# Simple Regression Dataset - Linear Regression vs. XGBoost

Model with XGBoost training locally to notebook
XGBoost, or [Extreme Gradient Boosting](https://www.datacamp.com/community/tutorials/xgboost-in-python), is a family of boosting algorithms that uses gradient boosting framework at its core.

* Later in the project's progression, *SageMaker's* XGBoost algorithm
* This will take several minutes to train (even with a small amount of data)
* When algorithm supported by *Python*, the data can be locally to the instance
* In this section: Compare XBGoost to Linear Regression against dataset

**Kernel used:** Conda with TensorFlow Python 3.6.7

## Install XGboost into the Notebook

Here: I am using *conda* to install. For those familiar, this is the same installer found in *Anaconda Navigator*

Ensure that a kernel is running before installing.
***Note:*** *This may take several minutes for the initial installation.*

### First update *conda* to latest version

In [None]:
!conda install conda -y

In [None]:
!pip install --upgrade pip

### Ensure required packages are installed

In [None]:
!conda list numpy
!conda list pandas
!conda list python
!conda list xgboost
!conda list matplotlib
!conda list sagemaker

In [None]:
!conda install matplotlib pandas -c conda-forge -y

### Update SageMaker
SageMaker 1.50.9.post0 as of 2/6/2020

In [None]:
!pip install sagemaker==1.50.9.post0

### Next: Ensure XGBoost installed
**Caution**: **AWS Sagemaker** uses its own called *sagemaker.xgboost* (requiring no additional installation outside of *sagemaker* package on AWS instance)

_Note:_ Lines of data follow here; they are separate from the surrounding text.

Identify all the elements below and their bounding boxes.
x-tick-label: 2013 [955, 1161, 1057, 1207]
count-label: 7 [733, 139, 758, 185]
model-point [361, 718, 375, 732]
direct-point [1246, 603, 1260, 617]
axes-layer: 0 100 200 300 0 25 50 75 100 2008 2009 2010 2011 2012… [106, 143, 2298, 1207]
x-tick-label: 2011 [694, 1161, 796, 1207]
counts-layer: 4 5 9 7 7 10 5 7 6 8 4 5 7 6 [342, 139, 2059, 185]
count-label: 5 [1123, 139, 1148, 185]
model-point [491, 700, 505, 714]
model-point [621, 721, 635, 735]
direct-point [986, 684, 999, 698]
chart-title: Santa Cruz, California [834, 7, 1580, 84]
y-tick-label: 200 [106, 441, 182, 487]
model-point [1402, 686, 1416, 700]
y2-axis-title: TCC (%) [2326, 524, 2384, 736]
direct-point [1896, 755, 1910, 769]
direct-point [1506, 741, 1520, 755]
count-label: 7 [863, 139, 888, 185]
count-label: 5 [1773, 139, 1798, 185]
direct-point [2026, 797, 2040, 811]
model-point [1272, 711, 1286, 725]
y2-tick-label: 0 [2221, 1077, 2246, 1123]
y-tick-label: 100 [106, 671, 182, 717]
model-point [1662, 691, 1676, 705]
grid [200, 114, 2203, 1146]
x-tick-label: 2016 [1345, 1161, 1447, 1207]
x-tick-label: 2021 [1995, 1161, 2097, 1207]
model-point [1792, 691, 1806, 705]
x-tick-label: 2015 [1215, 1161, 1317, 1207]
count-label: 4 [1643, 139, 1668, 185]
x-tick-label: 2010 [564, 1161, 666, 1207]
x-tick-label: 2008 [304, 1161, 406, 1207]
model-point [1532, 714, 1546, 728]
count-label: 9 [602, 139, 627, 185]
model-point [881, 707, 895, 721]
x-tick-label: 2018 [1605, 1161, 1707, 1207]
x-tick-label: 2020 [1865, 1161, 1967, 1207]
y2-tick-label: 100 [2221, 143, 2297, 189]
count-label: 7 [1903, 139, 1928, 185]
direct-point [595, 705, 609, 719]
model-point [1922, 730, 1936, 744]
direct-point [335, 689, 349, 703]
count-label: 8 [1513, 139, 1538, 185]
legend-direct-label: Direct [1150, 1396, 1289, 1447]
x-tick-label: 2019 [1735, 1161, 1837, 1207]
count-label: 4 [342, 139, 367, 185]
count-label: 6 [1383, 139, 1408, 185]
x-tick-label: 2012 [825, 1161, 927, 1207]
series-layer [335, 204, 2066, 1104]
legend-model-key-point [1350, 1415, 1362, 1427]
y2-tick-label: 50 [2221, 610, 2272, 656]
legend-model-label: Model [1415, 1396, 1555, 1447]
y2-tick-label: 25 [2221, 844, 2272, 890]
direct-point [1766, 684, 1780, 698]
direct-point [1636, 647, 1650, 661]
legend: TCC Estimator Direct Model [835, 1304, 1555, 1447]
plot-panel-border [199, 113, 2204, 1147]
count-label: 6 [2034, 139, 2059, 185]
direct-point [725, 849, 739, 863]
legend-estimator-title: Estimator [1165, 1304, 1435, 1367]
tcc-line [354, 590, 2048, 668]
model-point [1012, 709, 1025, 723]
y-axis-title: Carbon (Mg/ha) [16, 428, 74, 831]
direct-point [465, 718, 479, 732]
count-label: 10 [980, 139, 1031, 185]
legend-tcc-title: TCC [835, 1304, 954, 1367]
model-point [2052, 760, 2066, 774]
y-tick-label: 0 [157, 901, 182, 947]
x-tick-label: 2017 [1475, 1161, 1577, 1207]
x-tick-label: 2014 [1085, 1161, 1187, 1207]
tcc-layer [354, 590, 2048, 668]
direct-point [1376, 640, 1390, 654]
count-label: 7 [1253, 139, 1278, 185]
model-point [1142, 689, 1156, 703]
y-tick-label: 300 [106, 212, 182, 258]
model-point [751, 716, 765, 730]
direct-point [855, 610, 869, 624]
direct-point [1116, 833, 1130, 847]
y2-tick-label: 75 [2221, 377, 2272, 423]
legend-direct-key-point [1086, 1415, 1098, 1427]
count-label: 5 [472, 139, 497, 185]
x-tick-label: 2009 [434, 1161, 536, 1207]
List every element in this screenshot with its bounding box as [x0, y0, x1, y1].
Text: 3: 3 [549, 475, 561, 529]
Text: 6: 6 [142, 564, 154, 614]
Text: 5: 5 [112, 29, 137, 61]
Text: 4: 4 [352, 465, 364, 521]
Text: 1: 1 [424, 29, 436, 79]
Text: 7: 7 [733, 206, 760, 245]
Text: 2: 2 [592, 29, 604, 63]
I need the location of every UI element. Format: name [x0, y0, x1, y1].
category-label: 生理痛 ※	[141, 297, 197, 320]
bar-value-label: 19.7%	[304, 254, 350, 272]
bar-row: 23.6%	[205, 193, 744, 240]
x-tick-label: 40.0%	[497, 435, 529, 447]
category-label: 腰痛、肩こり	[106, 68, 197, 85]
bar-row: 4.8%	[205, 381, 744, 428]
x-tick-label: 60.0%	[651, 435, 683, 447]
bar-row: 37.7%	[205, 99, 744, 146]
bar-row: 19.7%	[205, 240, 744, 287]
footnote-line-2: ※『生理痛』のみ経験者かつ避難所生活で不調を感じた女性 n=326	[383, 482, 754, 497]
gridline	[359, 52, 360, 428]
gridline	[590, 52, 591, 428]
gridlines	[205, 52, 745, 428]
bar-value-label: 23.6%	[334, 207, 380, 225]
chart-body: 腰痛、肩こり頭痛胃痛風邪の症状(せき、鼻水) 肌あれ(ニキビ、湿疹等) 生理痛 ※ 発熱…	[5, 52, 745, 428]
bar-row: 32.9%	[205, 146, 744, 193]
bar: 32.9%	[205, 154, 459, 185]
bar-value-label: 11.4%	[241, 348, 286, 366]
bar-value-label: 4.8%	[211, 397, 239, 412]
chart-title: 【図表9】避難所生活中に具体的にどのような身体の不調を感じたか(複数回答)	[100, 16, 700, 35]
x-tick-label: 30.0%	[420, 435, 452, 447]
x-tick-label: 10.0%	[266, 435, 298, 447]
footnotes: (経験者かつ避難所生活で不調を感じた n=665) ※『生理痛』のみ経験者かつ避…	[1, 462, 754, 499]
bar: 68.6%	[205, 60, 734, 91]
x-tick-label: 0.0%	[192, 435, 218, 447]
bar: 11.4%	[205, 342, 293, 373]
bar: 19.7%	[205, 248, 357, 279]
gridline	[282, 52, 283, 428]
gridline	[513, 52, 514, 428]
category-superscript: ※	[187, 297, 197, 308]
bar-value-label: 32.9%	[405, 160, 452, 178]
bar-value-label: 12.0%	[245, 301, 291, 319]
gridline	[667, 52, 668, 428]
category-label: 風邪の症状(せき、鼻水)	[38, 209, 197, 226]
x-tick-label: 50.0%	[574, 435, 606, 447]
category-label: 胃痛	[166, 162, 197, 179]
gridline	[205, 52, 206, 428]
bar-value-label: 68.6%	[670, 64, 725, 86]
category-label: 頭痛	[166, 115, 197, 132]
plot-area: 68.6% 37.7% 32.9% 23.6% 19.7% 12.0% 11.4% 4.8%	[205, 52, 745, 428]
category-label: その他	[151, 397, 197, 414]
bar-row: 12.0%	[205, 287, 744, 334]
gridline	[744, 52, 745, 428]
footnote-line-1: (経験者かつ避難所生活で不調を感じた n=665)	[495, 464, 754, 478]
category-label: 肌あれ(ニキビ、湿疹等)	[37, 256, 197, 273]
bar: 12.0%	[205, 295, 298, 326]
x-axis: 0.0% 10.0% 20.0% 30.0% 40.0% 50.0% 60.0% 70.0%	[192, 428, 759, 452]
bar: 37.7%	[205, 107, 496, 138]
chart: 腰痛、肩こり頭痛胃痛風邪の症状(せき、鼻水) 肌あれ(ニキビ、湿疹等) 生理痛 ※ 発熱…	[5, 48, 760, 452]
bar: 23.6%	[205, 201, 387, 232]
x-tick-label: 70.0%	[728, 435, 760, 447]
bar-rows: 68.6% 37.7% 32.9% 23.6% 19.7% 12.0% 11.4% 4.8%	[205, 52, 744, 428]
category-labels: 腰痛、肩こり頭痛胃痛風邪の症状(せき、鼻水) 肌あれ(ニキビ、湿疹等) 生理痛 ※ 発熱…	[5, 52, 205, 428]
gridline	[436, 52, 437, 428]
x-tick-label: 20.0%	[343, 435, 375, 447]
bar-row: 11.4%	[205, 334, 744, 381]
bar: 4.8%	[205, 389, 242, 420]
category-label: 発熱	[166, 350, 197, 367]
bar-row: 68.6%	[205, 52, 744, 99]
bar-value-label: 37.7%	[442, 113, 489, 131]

XGBoost will install its required *numpy* package (At this time, XGBoost (0.90) requires numpy (1.16.4) and will downgrade if needed.)

In [None]:
!pip3 install xgboost==0.90

## Libraries

In [None]:
import sys
import numpy as np
import pandas as pd
import matplotlib.pyplot as plt
from sklearn.metrics import mean_squared_error, mean_absolute_error # to calculate the regression loss

In [None]:
# XGBoost
import sagemaker.xgboost as xgb # using industry standard xgb
from sklearn.linear_model import LinearRegression

### Data Read

In [None]:
df = pd.read_csv('linear_data.csv')

In [None]:
df.head()

### Plot the dataset

In [None]:
plt.plot(df.x, df.y, label='Target')
plt.grid(True)
plt.xlabel('Input Feature')
plt.ylabel('Target')
plt.legend()
plt.title('Simmple Regression Dataset')
plt.show()

### Load Training and Validation Datasets

In [None]:
train_file = 'linearTrain.csv'
validation_file = 'linearValidation.csv'

# Specify the column names, since the files do not have headers
df_train = pd.read_csv(train_file, names=['y','x'])
df_validation = pd.read_csv(validation_file, names=['y','x'])

In [None]:
df_train.head() # data check

In [None]:
df_validation.head()

### Plot the datasets

In [None]:
plt.scatter(df_train.x, df_train.y, label='Training', marker='.')
plt.scatter(df_validation.x, df_validation.y, label='Validation', marker='.')
plt.grid(True)
plt.xlabel('Input Feature')
plt.ylabel('Target')
plt.title('Simple Regression Dataset')
plt.legend()
plt.show()

### Separating Features and Targets for Training and Validation
This is in preparation for use in XGBoost's regressor
*Note: Remember that Python indices start at 0*

In [None]:
x_train = df_train.iloc[:,1] # Features pull from 2nd column to the end
y_train = df_train.iloc[:,0].ravel() # Target: 1st Column (0th) Recall: ravel to flatten array

x_validation = df_validation.iloc[:,1]
y_validation = df_validation.iloc[:,0].ravel()

## Create an XGBoosst Regressor for this instance

Find Distributed (Deep) Machine Learning Community's XGBoost Training Parameter Reference [here](https://github.com/dmlc/xgboost/blob/master/doc/parameter.rst)

Find Amazon's SageMaker XGBoost documentation [here](https://docs.aws.amazon.com/sagemaker/latest/dg/xgboost_hyperparameters.html)

In this project, I updated the following parameters (also, noted later)
* objective='reg:squarederror'


In [None]:
regressor = 
# Going with defaults, except for objective. reg:linear is deprecated.

In [None]:
# Default Options display
regressor

### Training the model

In [None]:
# Provide the Training and Validations Datasets
# XGBoost will report the training and validation errors
# While training, the errors should trend downwards
regressor.fit(x_train,y_train, eval_set = [(x_train, y_train), (x_validation, y_validation)])

In [None]:
!conda list numpy
!conda list pandas
!conda list python
!conda list xgboost
!conda list matplotlib

### Major Library Versions

| Library | Version |
|---------|:--------|
| matplotlib | 3.1.3 |
| numpy | 1.17.5 |
| pandas | 0.22.0 |
| python | 3.6.7 |
| sagemaker | 1.50.9.post0 |
| xgboost | 0.90 |

In [None]:
!conda list x*